The Web Ontology Language OWL expands on this, so you have more control on restrictions. e.g. can say that a project must have at least one contributor
It also defines a really valuable property: owl:sameAs, so you can say this thing in this data set here is the same thing as that data set over there - really useful for mashups.
Reddy - an RDF/XML parser based on libxml.
Redland bindings - crossplatform RDF parsing library
ActiveRDF, as the name suggests, is like ActiveRecord for RDF.
you can write stuff back
if you add a write enabled adapter, you can store data
it’s like a openstruct on the web
and it’s a perfect fit for ruby - try doing that with java - it looks horrendous!
Based on the Friends of a Friend (FOAF) vocabulary.
Describes people and their relationships...
takes the foaf profile and builds his homepage
uses linked data: e.g. it links to his friend’s foaf and fetches information about them (e.g. their homepage). Then when someone updates their homepage in their foaf file it can be picked up automatically here.
look at interests: linked to dbpedia concepts, so could fetch more data about the interest on the page
One of the interesting things happening in the Linked Data world is the Linking Open Data initiative.
A number of data set owners have been publishing their information as Linked Data, including:
* DBPedia
* BBC
* Freebase
* Reuters with Open Calais
* Lots of the academic scientific community: eprints, pubmed
Many linked data geeks have been writing wrappers around normal APIs:
* last.fm
* myspace
* musicbrainz
And these datasets, and how they link together, have been documented on what is called the Linked Data cloud. And it’s been really exciting to see this cloud grow over the last couple of years.
I’d like to see more Ruby and Rails applications on the Linked Data cloud!

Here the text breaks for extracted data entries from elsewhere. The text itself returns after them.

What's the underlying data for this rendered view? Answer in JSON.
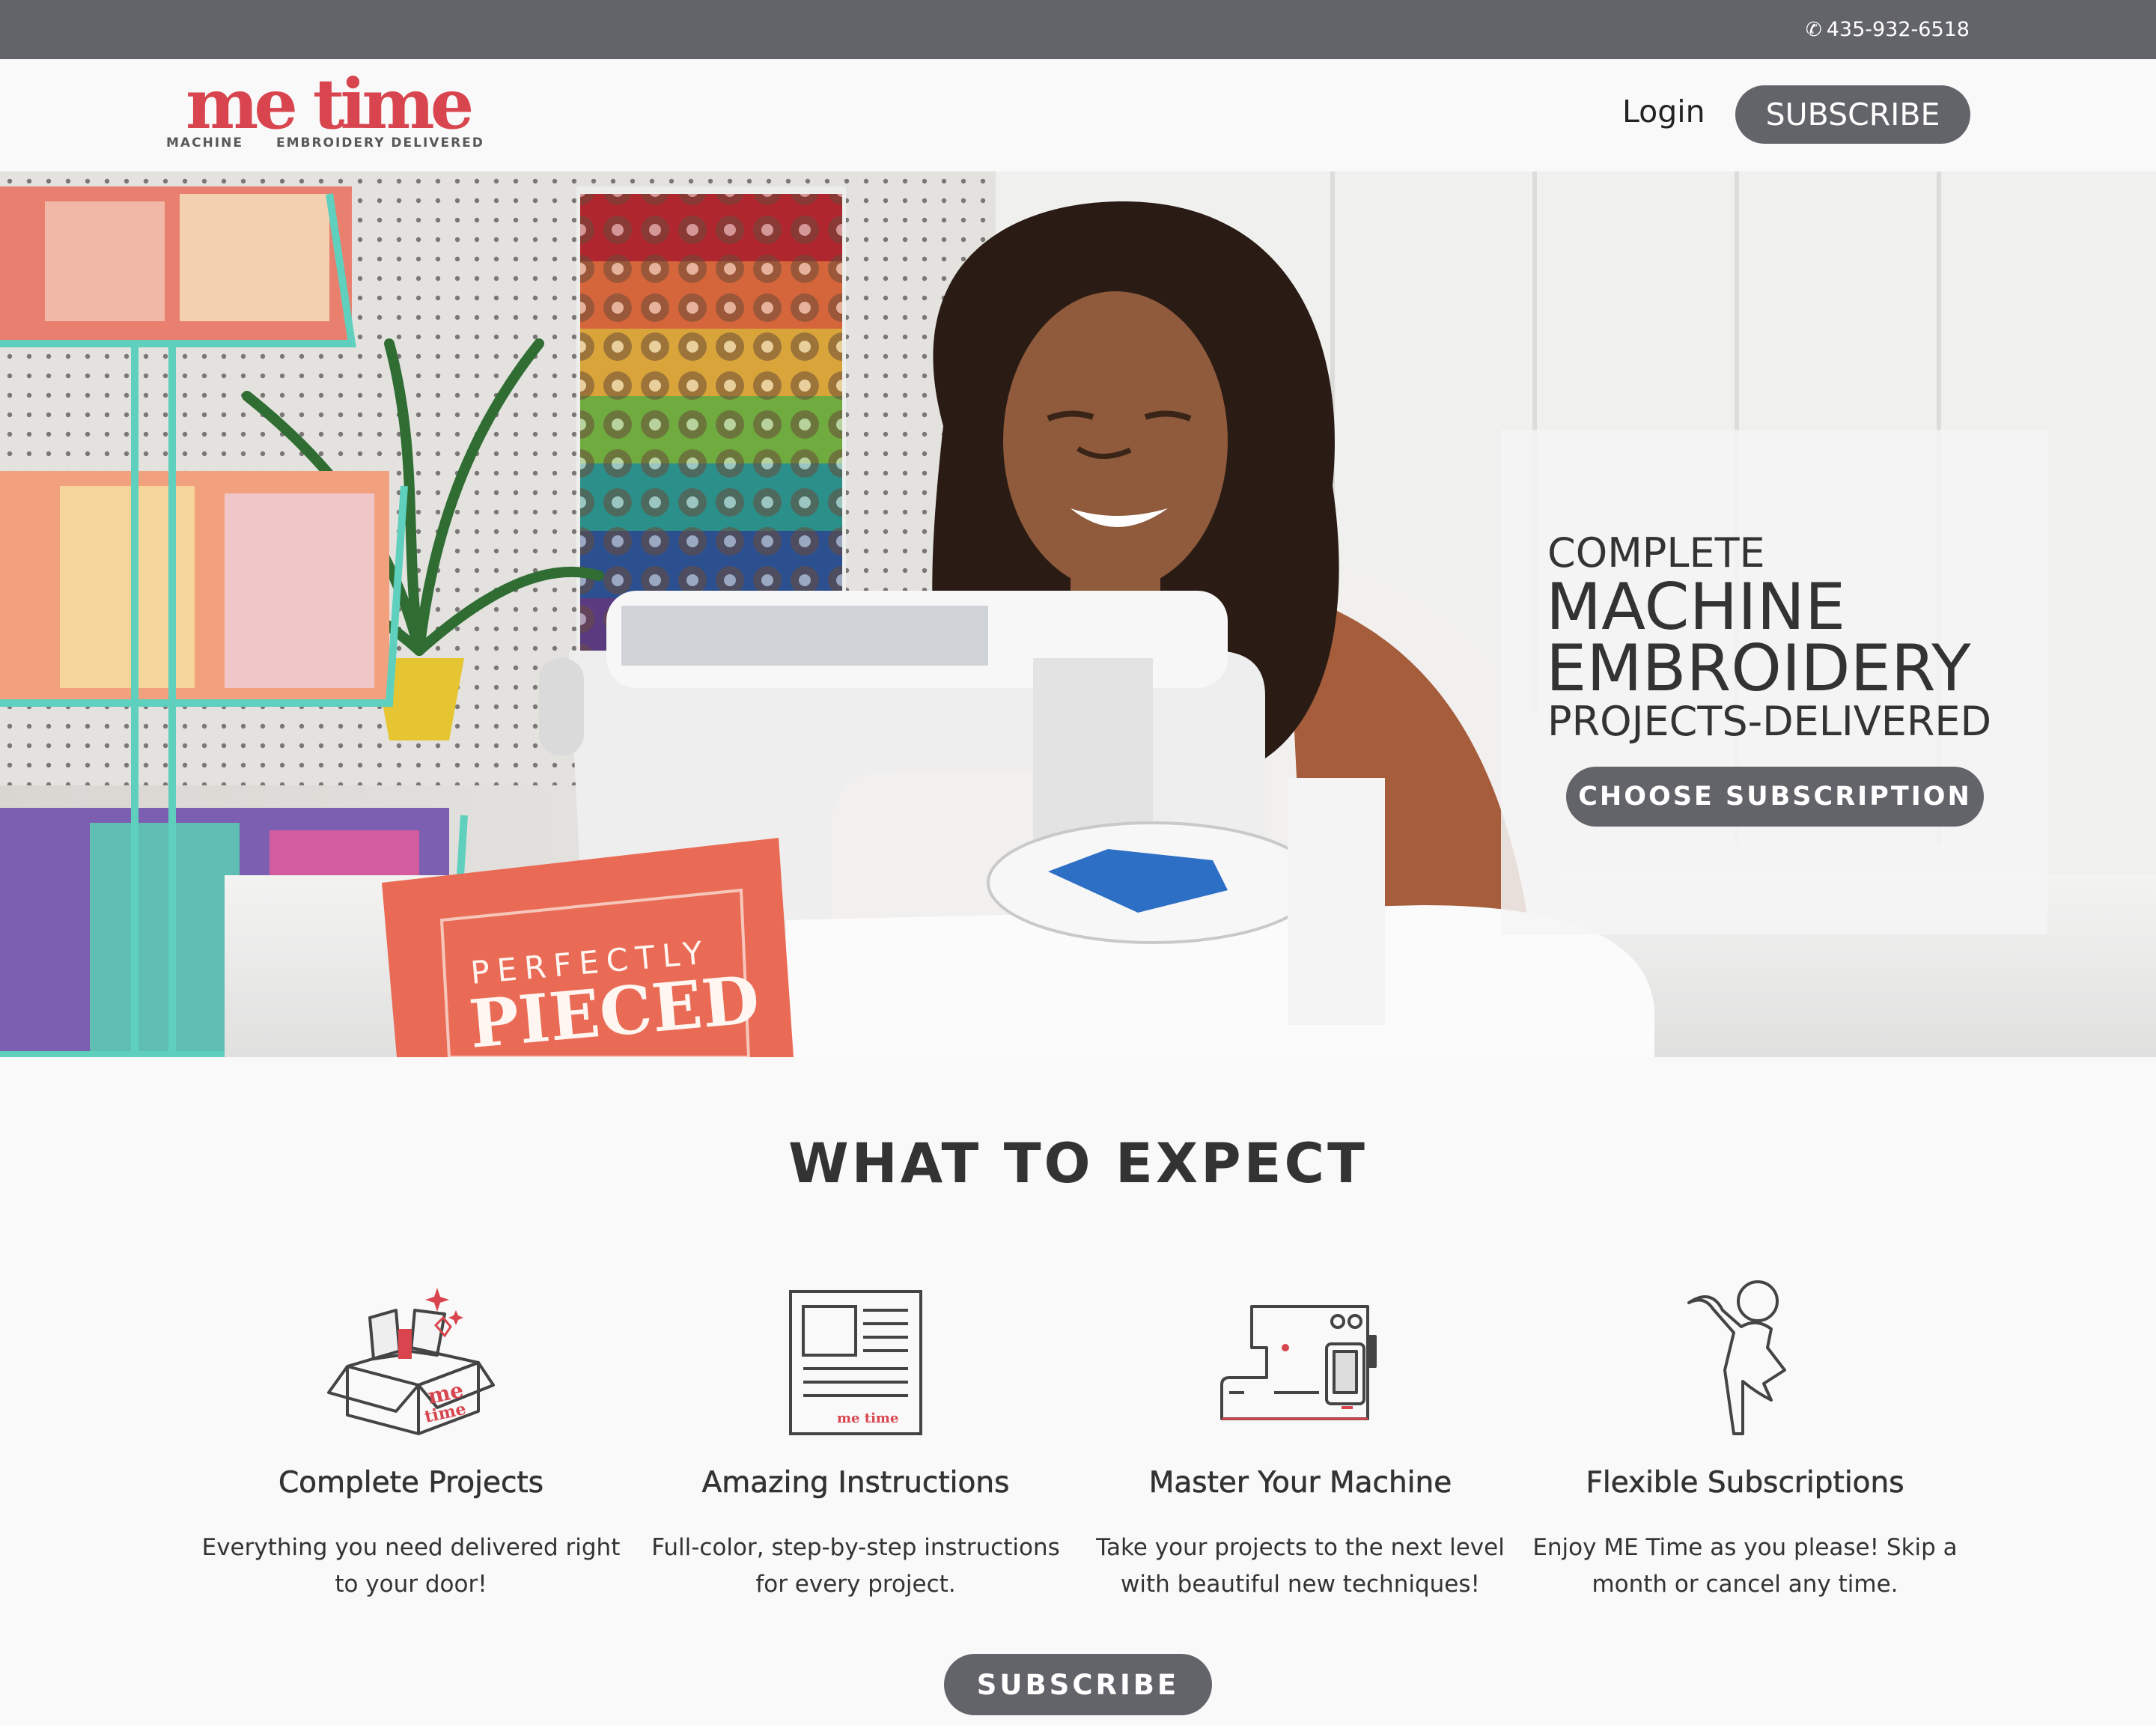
{
  "topbar": {
    "phone": "435-932-6518"
  },
  "header": {
    "logo_word": "me time",
    "logo_sub_left": "MACHINE",
    "logo_sub_right": "EMBROIDERY DELIVERED",
    "login_label": "Login",
    "subscribe_label": "SUBSCRIBE"
  },
  "hero": {
    "line1": "COMPLETE",
    "line2": "MACHINE",
    "line3": "EMBROIDERY",
    "line4": "PROJECTS-DELIVERED",
    "cta_label": "CHOOSE SUBSCRIPTION",
    "box_line1": "PERFECTLY",
    "box_line2": "PIECED"
  },
  "section": {
    "title": "WHAT TO EXPECT",
    "features": [
      {
        "title": "Complete Projects",
        "text": "Everything you need delivered right to your door!",
        "icon": "gift-box-icon"
      },
      {
        "title": "Amazing Instructions",
        "text": "Full-color, step-by-step instructions for every project.",
        "icon": "instructions-icon"
      },
      {
        "title": "Master Your Machine",
        "text": "Take your projects to the next level with beautiful new techniques!",
        "icon": "embroidery-machine-icon"
      },
      {
        "title": "Flexible Subscriptions",
        "text": "Enjoy ME Time as you please! Skip a month or cancel any time.",
        "icon": "dancing-person-icon"
      }
    ],
    "subscribe_label": "SUBSCRIBE"
  },
  "colors": {
    "accent": "#d8454e",
    "button": "#63646a",
    "topbar": "#63646a",
    "background": "#f9f9f9"
  }
}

So here’s a quick guide on the simplest possible technique to publish RDF from Rails.
It’s not quite automagical, but it gets the job done - and it’s the same technique we’re using on BBC Music and BBC Programmes.
I’m taking this example from the UK Companies app I was involved in for Rewired state - I’m going to take you through the git change set when I added an RDF view to this application.
The app displays information about companies registered in the UK.
The first step is to embrace REST - one subject per resource.
But as REST is already second nature to most Rails developers, I won’t go into this much more.
Now to dig in to some Rails code - first of all we add the RDF mime type.
In the controller action we want to add RDF to, we need to add a format.rdf.
We then need an application.rdf.erb.
As RDF/XML is the most widely supported RDF serialisation, I based the RDF view on it.
It’s pretty straight forward, it just sets up the XML namespaces for the vocabularies I want to use.
Here’s the actual RDF erb for the show action for a company.
It’s pretty simple to implement.
The tricky bit is working out the classes/properties to describe your data.
But to build this view, I simply started off with some other RDF example. I think I took the RDF/XML off BBC programmes and then hacking around with it. I went to linked data search engines like DBPedia and searched for some companies to see what kind of vocabulary was used to describe them.
And that was enough to get going - I put the RDF out there, and once I tweeted about it within a few hours I’d received some feedback about certain aspects of the RDF. Some of those comments I took onboard, and then fed this back into the RDF view.
It reminds me of when I was learning HTML - you simply look around for stuff you like, view source, copy/paste and then hack around until it looks right.